Le nord du département s’organise autour de villes plus modestes  comme Dol-de-Bretagne (5 829 habitants) ou Combourg (6 411 habitants), tandis que le sud et l’est reposent sur des collectivités telles que Bain-de-Bretagne (7 674 habitants), Janzé (8 649 habitants) ou encore Montfort-sur-Meu (6 810 habitants). À ces pôles s’ajoutent des petites villes et bourgs centres comme Retiers (4 566 habitants), La Guerche-de-Bretagne (4 554 habitants) ou Pipriac (3 859 habitants), qui assurent toutefois au quotidien l’accès aux services, aux commerces et à l’emploi pour de larges bassins de population.

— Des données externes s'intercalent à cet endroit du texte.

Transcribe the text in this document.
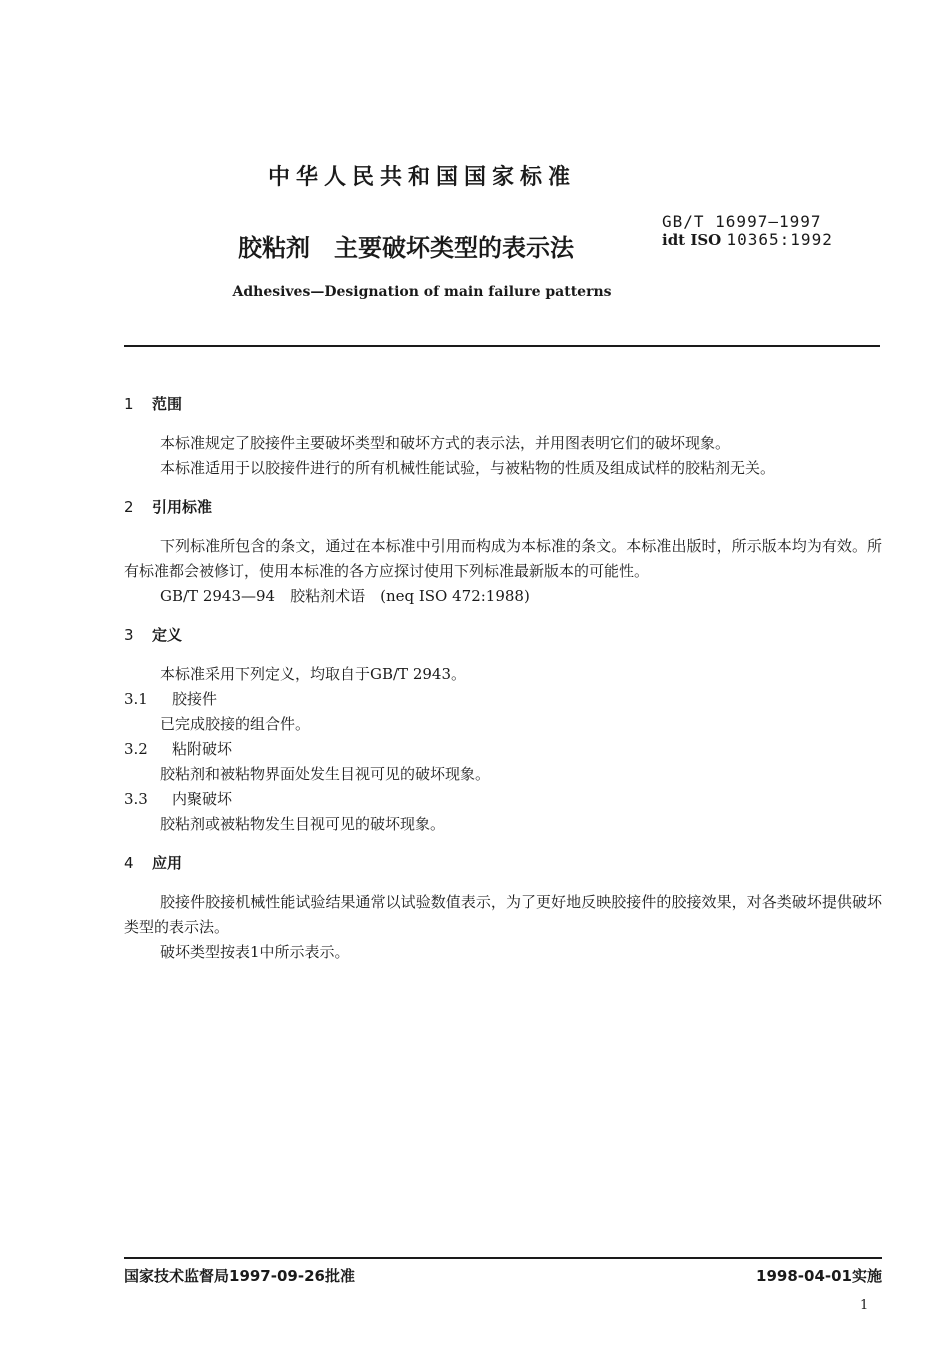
中华人民共和国国家标准
胶粘剂　主要破坏类型的表示法
GB/T 16997—1997
idt ISO 10365:1992
Adhesives—Designation of main failure patterns
1 范围

本标准规定了胶接件主要破坏类型和破坏方式的表示法，并用图表明它们的破坏现象。

本标准适用于以胶接件进行的所有机械性能试验，与被粘物的性质及组成试样的胶粘剂无关。

2 引用标准

下列标准所包含的条文，通过在本标准中引用而构成为本标准的条文。本标准出版时，所示版本均为有效。所有标准都会被修订，使用本标准的各方应探讨使用下列标准最新版本的可能性。

GB/T 2943—94　胶粘剂术语　(neq ISO 472:1988)

3 定义

本标准采用下列定义，均取自于GB/T 2943。

3.1 胶接件

已完成胶接的组合件。

3.2 粘附破坏

胶粘剂和被粘物界面处发生目视可见的破坏现象。

3.3 内聚破坏

胶粘剂或被粘物发生目视可见的破坏现象。

4 应用

胶接件胶接机械性能试验结果通常以试验数值表示，为了更好地反映胶接件的胶接效果，对各类破坏提供破坏类型的表示法。

破坏类型按表1中所示表示。

国家技术监督局1997-09-26批准	1998-04-01实施
1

Les plus petites communes : une ruralité toujours très présente

À l’autre extrémité du classement, l’Ille-et-Vilaine compte encore de nombreuses communes de très petite taille. Bléruais (97 habitants), Lanrigan (136) ou La Selle-Guerchaise (153) figurent parmi les moins peuplées. Ces communes illustrent une ruralité très présente. Parfois éloignée des grands axes et des bassins d’emploi, elles sont confrontées à des enjeux majeurs : le maintien des services publics, l’attractivité résidentielle, la vieillissement de la population et la dépendance accrue aux villes voisines. Voici les communes : Bléruais 97 – Lanrigan 136 – La Selle-Guerchaise 153 – Le Tiercent 199 – Trimer 205

Une ruralité fragile mais toujours vivante

Où la population augmente le plus : la métropole en moteur

Entre 2017 et 2023, la croissance démographique se concentre très largement autour de Rennes. La ville-centre gagne plus de 14 000 habitants en six ans. Mais plusieurs communes périphériques affichent aussi des progressions marquées : Liffré, Noyal-Châtillon-sur-Seiche, Chavagne ou Bourgbarré. Ces hausses s’expliquent principalement par le développement de nouveaux logements, l’arrivée de ménages jeunes et lles zones d’emploi. La périurbanisation reste donc un moteur puissant de la croissance départementale. Rennes +14 075, Liffré +1 730, Noyal-Châtillon-sur-Seiche +1 440,  Chavagne +694 et Bourgbarré +672

Rennes entraîne sa périphérie

 

Les communes en baisse : des fragilités bien identifiées

À l’inverse, certaines communes voient leur population reculer. Pont-Péan, Val-Couesnon, Beaucé ou Balazé enregistrent les baisses les plus marquées en effectifs. Ces diminutions s’expliquent souvent par un vieillissement de la population, un marché du logement peu renouvelé ou une attractivité économique plus faible. Elles posent la question du maintien des écoles, des commerces et des services de proximité. Pont-Péan –218,  Val-Couesnon –119, Beaucé –109, Balazé –66, Arbrissel –40

Autour de Rennes : une couronne urbaine désormais structurée

Dans un rayon d’environ 20 km autour de Rennes, plusieurs communes atteignent aujourd’hui le statut de véritables villes. Bruz, Cesson-Sévigné, Saint-Jacques-de-la-Lande, Betton, Pacé, Chantepie, Saint-Grégoire ou Le Rheu forment un ensemble urbain continu. Cette couronne rennaise concentre une grande partie de la croissance départementale et fonctionne de plus en plus comme une métropole élargie, avec ses propres centralités, zones d’activités et ses transports. Voici le classement : Bruz 19 683, Cesson-Sévigné 18 761, Saint-Jacques-de-la-Lande 13 800, Betton 12 964, Pacé 11 703, Chantepie 10 670, Saint-Grégoire 9 957,  Le Rheu 9 839 – Vern-sur-Seiche 8 207.